It looks like the fgets() includes the newline in the return results. Can I find some command that does not include newline in the output? Also is there version of fgets() that reads all the tokens on the line and returns pointers to them?
Below code might work, but looks about 10-20% slower than fgets(). Maybe because this read the characters one by one (?)
// Read characters from file and exclude terminating newline
// Input argument 'size' must be integer larger than one
char *fgetsnn(char *s0, int size, FILE *fp) {
size--;
char c;
char *s=s0;
char *se=s0+size;
while (s<se) {
c=fgetc(fp);
switch (c) {
case EOF:
*s='\0';
if (ferror(fp)!=0) {
return(NULL);
};
if (s==s0) {
return(NULL);
} else {
return(s0);
};
case '\n':
*s='\0';
return(s0);
case '\0':
*s='\0';
return(NULL);
default:
*s=c;
s++;
};
};
*s='\0';
return(s0);
};
It looks like using the filebuffer in smaller pieces makes the reading slower. I guess then it would be fastest to read the whole file at once and try to split it in the memory instead (I tried, but it didn't seem help at all). The 'drawback' here is that the most likely condition - the 'default' is last in the switch (and can be only last) and thus all the different condition before default will keep slowing down the speed. Then most likely reason for speed limit is hardware (harddisc) speed.

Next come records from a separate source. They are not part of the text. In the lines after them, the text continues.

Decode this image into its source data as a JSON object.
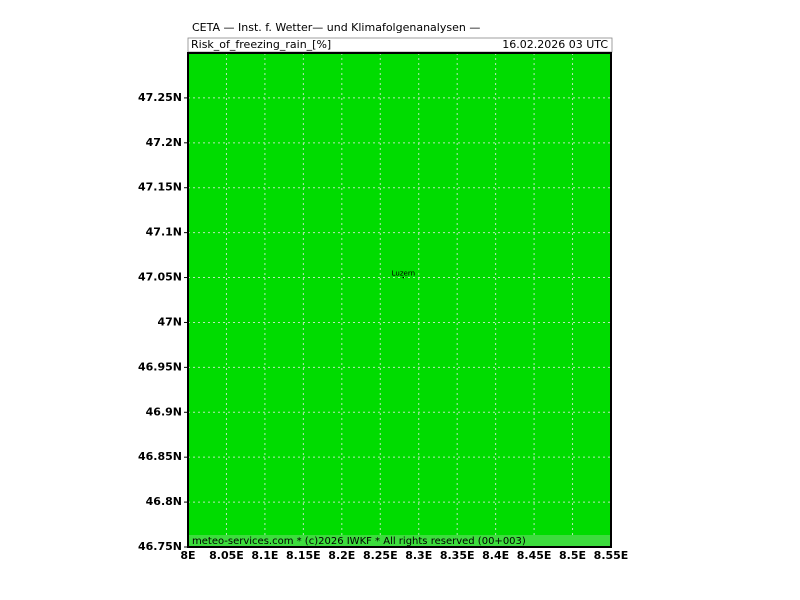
{
  "header": {
    "institute": "CETA — Inst. f. Wetter— und Klimafolgenanalysen —",
    "field": "Risk_of_freezing_rain_[%]",
    "valid_time": "16.02.2026 03 UTC"
  },
  "map": {
    "fill": "#00dc00",
    "grid": true,
    "xlim": [
      8,
      8.55
    ],
    "ylim": [
      46.75,
      47.3
    ],
    "xticks": [
      {
        "value": 8,
        "label": "8E"
      },
      {
        "value": 8.05,
        "label": "8.05E"
      },
      {
        "value": 8.1,
        "label": "8.1E"
      },
      {
        "value": 8.15,
        "label": "8.15E"
      },
      {
        "value": 8.2,
        "label": "8.2E"
      },
      {
        "value": 8.25,
        "label": "8.25E"
      },
      {
        "value": 8.3,
        "label": "8.3E"
      },
      {
        "value": 8.35,
        "label": "8.35E"
      },
      {
        "value": 8.4,
        "label": "8.4E"
      },
      {
        "value": 8.45,
        "label": "8.45E"
      },
      {
        "value": 8.5,
        "label": "8.5E"
      },
      {
        "value": 8.55,
        "label": "8.55E"
      }
    ],
    "yticks": [
      {
        "value": 46.75,
        "label": "46.75N"
      },
      {
        "value": 46.8,
        "label": "46.8N"
      },
      {
        "value": 46.85,
        "label": "46.85N"
      },
      {
        "value": 46.9,
        "label": "46.9N"
      },
      {
        "value": 46.95,
        "label": "46.95N"
      },
      {
        "value": 47,
        "label": "47N"
      },
      {
        "value": 47.05,
        "label": "47.05N"
      },
      {
        "value": 47.1,
        "label": "47.1N"
      },
      {
        "value": 47.15,
        "label": "47.15N"
      },
      {
        "value": 47.2,
        "label": "47.2N"
      },
      {
        "value": 47.25,
        "label": "47.25N"
      }
    ],
    "places": [
      {
        "name": "Luzern",
        "lon": 8.28,
        "lat": 47.05
      }
    ]
  },
  "footer": "meteo-services.com * (c)2026 IWKF * All rights reserved (00+003)"
}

Below case the most likely character case with normal letters is arranged 1st using if-then rather than case:
// Read characters from file and exclude terminating newline
// Input argument 'size' must be integer larger than one
char *fgetsnn(char *s0, int size, FILE *fp) {
size--;
char c;
char *s=s0;
char *se=s0+size;
while (s<se) {
c=fgetc(fp);
if (c>'\n') {
*s=c;
s++;
} else {
switch (c) {
case '\n':
*s='\0';
return(s0);
case EOF:
*s='\0';
if (ferror(fp)!=0) {
return(NULL);
};
if (s==s0) {
return(NULL);
} else {
return(s0);
};
case '\0':
*s='\0';
return(NULL);
default:
*s=c;
s++;
};
};
};
*s='\0';
return(s0);
};
If the newline ascii code would be '1' it could pass fast all the case (also that are between '1' and '\n')... And maybe ascii code for ' ' (space) should be '2' and for '\t' maybe '3' to make the string separating into tokens faster also...